Sync primitives
The sync package is small but every type inside it is doing something
clever. sync.Mutex spins briefly before parking, switches to starvation mode after
1 ms of unfairness, and degrades gracefully under contention. sync.Map keeps two
maps to avoid locking the read path. sync.Once is a double-checked atomic flag with
a fallback mutex. The package compiles down to roughly what you'd write by hand —
but only after you'd written it three times wrong.
sync.Mutex — fast path, slow path, starvation mode
A Mutex is a single 32-bit word plus a semaphore. The bottom bits encode locked state, woken state, and starvation mode. The fast path is a single CAS to flip the locked bit — when uncontended, that's the whole story and the cost is one atomic instruction (~25 ns on modern x86).
Under contention, the slow path kicks in. The acquiring goroutine spins for a few
iterations (the sync.runtime_canSpin check) on the chance the holder
will release momentarily.
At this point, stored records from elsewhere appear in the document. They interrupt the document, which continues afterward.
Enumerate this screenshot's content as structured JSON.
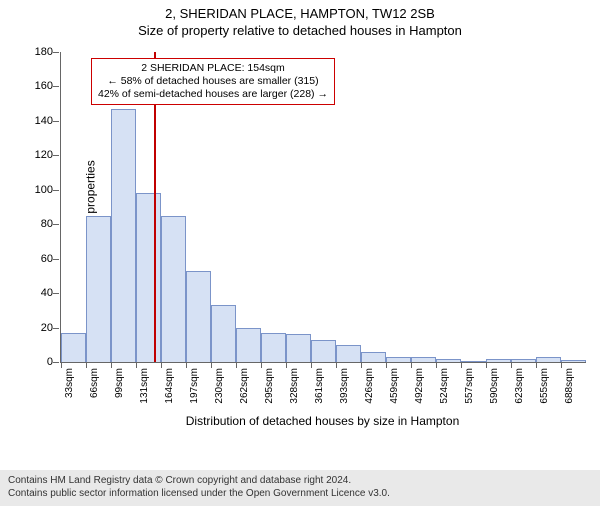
{
  "title": "2, SHERIDAN PLACE, HAMPTON, TW12 2SB",
  "subtitle": "Size of property relative to detached houses in Hampton",
  "ylabel": "Number of detached properties",
  "xlabel": "Distribution of detached houses by size in Hampton",
  "footer_line1": "Contains HM Land Registry data © Crown copyright and database right 2024.",
  "footer_line2": "Contains public sector information licensed under the Open Government Licence v3.0.",
  "chart": {
    "type": "histogram",
    "ylim": [
      0,
      180
    ],
    "ytick_step": 20,
    "bar_fill": "#d6e1f4",
    "bar_stroke": "#7b94c9",
    "background": "#ffffff",
    "marker_color": "#c00000",
    "marker_x": 154,
    "xstep": 32.7,
    "xstart": 33,
    "categories": [
      "33sqm",
      "66sqm",
      "99sqm",
      "131sqm",
      "164sqm",
      "197sqm",
      "230sqm",
      "262sqm",
      "295sqm",
      "328sqm",
      "361sqm",
      "393sqm",
      "426sqm",
      "459sqm",
      "492sqm",
      "524sqm",
      "557sqm",
      "590sqm",
      "623sqm",
      "655sqm",
      "688sqm"
    ],
    "values": [
      17,
      85,
      147,
      98,
      85,
      53,
      33,
      20,
      17,
      16,
      13,
      10,
      6,
      3,
      3,
      2,
      0,
      2,
      2,
      3,
      1
    ],
    "annotation": {
      "line1": "2 SHERIDAN PLACE: 154sqm",
      "line2": "← 58% of detached houses are smaller (315)",
      "line3": "42% of semi-detached houses are larger (228) →"
    }
  }
}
If the mutex is still held after the spin budget, the
goroutine parks via the runtime semaphore — same primitive channels use under
the hood. A goroutine that has waited longer than 1 ms flips the mutex into
starvation mode: from then on, releases hand the mutex directly
to the head of the wait queue instead of letting a newly-arrived goroutine
barge in. Starvation mode ends once the queue is short again.
sync.RWMutex — readers and writers
RWMutex layers reader counting on top of a regular Mutex. Readers atomically increment a counter; writers wait until the count drops to zero, then acquire the underlying Mutex. The trick is that writers signal "I'm waiting" by flipping the count negative, which causes new readers to block until the writer is done.
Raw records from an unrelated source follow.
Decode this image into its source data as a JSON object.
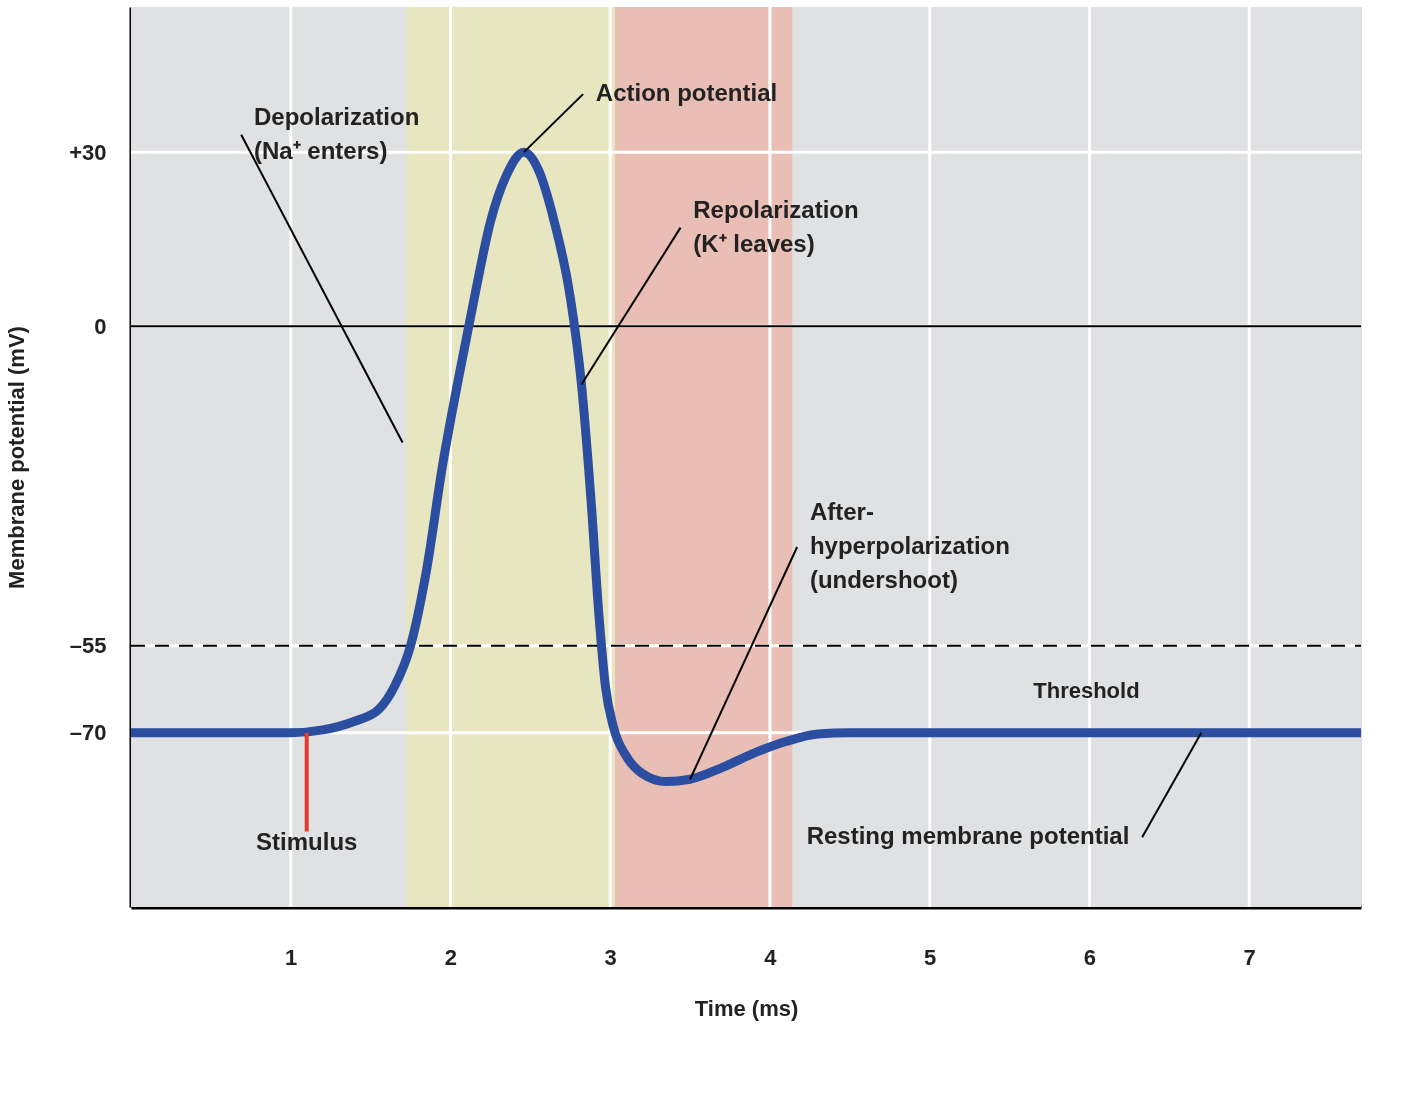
{
  "chart_data": {
    "type": "line",
    "xlabel": "Time (ms)",
    "ylabel": "Membrane potential (mV)",
    "x": [
      0,
      1.0,
      1.2,
      1.4,
      1.55,
      1.65,
      1.75,
      1.85,
      1.95,
      2.05,
      2.15,
      2.25,
      2.35,
      2.46,
      2.55,
      2.65,
      2.75,
      2.82,
      2.88,
      2.93,
      2.97,
      3.02,
      3.1,
      3.2,
      3.35,
      3.5,
      3.7,
      3.9,
      4.1,
      4.3,
      4.5,
      7.7
    ],
    "series": [
      {
        "color": "#2b4ea0",
        "values": [
          -70,
          -70,
          -69.5,
          -68,
          -66,
          -62,
          -55,
          -42,
          -24,
          -9,
          5,
          18,
          26,
          30,
          27,
          18,
          5,
          -10,
          -30,
          -50,
          -62,
          -69,
          -74,
          -77,
          -78.4,
          -78,
          -76,
          -73.5,
          -71.5,
          -70.2,
          -70,
          -70
        ]
      }
    ],
    "xlim": [
      0,
      7.7
    ],
    "ylim": [
      -100,
      55
    ],
    "xticks": [
      1,
      2,
      3,
      4,
      5,
      6,
      7
    ],
    "yticks": [
      {
        "value": 30,
        "label": "+30"
      },
      0,
      {
        "value": -55,
        "label": "–55"
      },
      {
        "value": -70,
        "label": "–70"
      }
    ],
    "grid": true,
    "marker": "none",
    "line_style": "solid",
    "bands": [
      {
        "axis": "x",
        "from": 1.72,
        "to": 3.03,
        "color": "#e8e6c0"
      },
      {
        "axis": "x",
        "from": 3.03,
        "to": 4.14,
        "color": "#e9beb5"
      }
    ],
    "ref_lines": [
      {
        "axis": "y",
        "value": 0,
        "color": "#000000",
        "line_style": "solid"
      },
      {
        "axis": "y",
        "value": -55,
        "label": "Threshold",
        "color": "#000000",
        "line_style": "dashed"
      }
    ],
    "annotations": [
      {
        "text": "Depolarization (Na⁺ enters)",
        "x": 1.7,
        "y": -20
      },
      {
        "text": "Action potential",
        "x": 2.46,
        "y": 30
      },
      {
        "text": "Repolarization (K⁺ leaves)",
        "x": 2.82,
        "y": -10
      },
      {
        "text": "After-hyperpolarization (undershoot)",
        "x": 3.5,
        "y": -78
      },
      {
        "text": "Resting membrane potential",
        "x": 6.7,
        "y": -70
      },
      {
        "text": "Stimulus",
        "x": 1.1,
        "y": -70
      }
    ]
  }
}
RWMutex is faster than Mutex only when reads dominate and the critical section is long enough to amortise the extra atomic operations. Benchmarks consistently show that for short critical sections (a few hundred ns), a plain Mutex wins because RWMutex's bookkeeping cost exceeds the win from parallel reads. Reach for RWMutex when read times are in the microseconds, not nanoseconds.
sync.Once — the double-checked atomic flag
Once.Do guarantees its function runs exactly once across any number of concurrent callers. The implementation is six lines, and reading them is a small lesson in Go's memory model.
// runtime sync/once.go (simplified)
type Once struct {
done uint32
m Mutex
}
func (o *Once) Do(f func()) {
if atomic.LoadUint32(&o.done) == 0 {
o.doSlow(f)
}
}
func (o *Once) doSlow(f func()) {
o.m.Lock()
defer o.m.Unlock()
if o.done == 0 {
defer atomic.StoreUint32(&o.done, 1)
f()
}
}Fast path: one atomic load. If done is set, return immediately. Slow path:
grab the mutex, check again (the second check covers the case where another caller
was in doSlow at the same time), run f, then atomically set
done. The atomic store happens after f returns and is paired with the
fast-path atomic load, which gives the happens-before relationship that makes
subsequent callers see f's side effects.
sync.Map — when a regular map + Mutex isn't enough
sync.Map is built for two specific workloads: stable keys with mostly reads, or keys
written once and read many times. Internally it keeps two maps — a read-only
read map served lock-free, and a dirty map protected by a
Mutex.
Reads check the read map first; if the key is there, no lock is taken. Misses fall through to the dirty map under lock. When too many misses accumulate, the dirty map is promoted to be the new read map. Writes go to the dirty map and trigger promotion eventually.
Use it when the access pattern is read-heavy and the key set churns slowly. For
everything else — write-heavy, range-heavy, or small maps — a regular
map[K]V with a sync.RWMutex is faster and uses less memory.
map + Mutex. It isn't — the read/dirty split adds overhead that's only
worth paying for a specific access pattern. Benchmark before swapping in.sync.WaitGroup — counter with a wakeup
WaitGroup is conceptually trivial: a counter, an atomic Add, and Wait that blocks until the counter hits zero. The implementation packs the counter and a waiter count into a single 64-bit word so the whole thing can be done with one CAS per operation.
The one rule that catches people: Add must happen before Wait
is called, not after. Calling wg.Add(1) inside the goroutine you just
launched is a race — the parent's wg.Wait() may see a zero counter and
return immediately. Always Add before go.
sync/atomic — when to skip the mutex entirely
Atomic operations cost one CAS or one memory barrier — roughly 5–25 ns on modern x86.
Mutex acquisition uncontended costs about the same; contended, much more. For a
single counter, a single flag, or a single pointer, sync/atomic is the
right tool.
Anything more — two pieces of state that must update together, or a counter plus a value that depend on each other — needs a Mutex. The trap is "I'll do two atomic ops back to back"; without a lock, another goroutine can observe the intermediate state.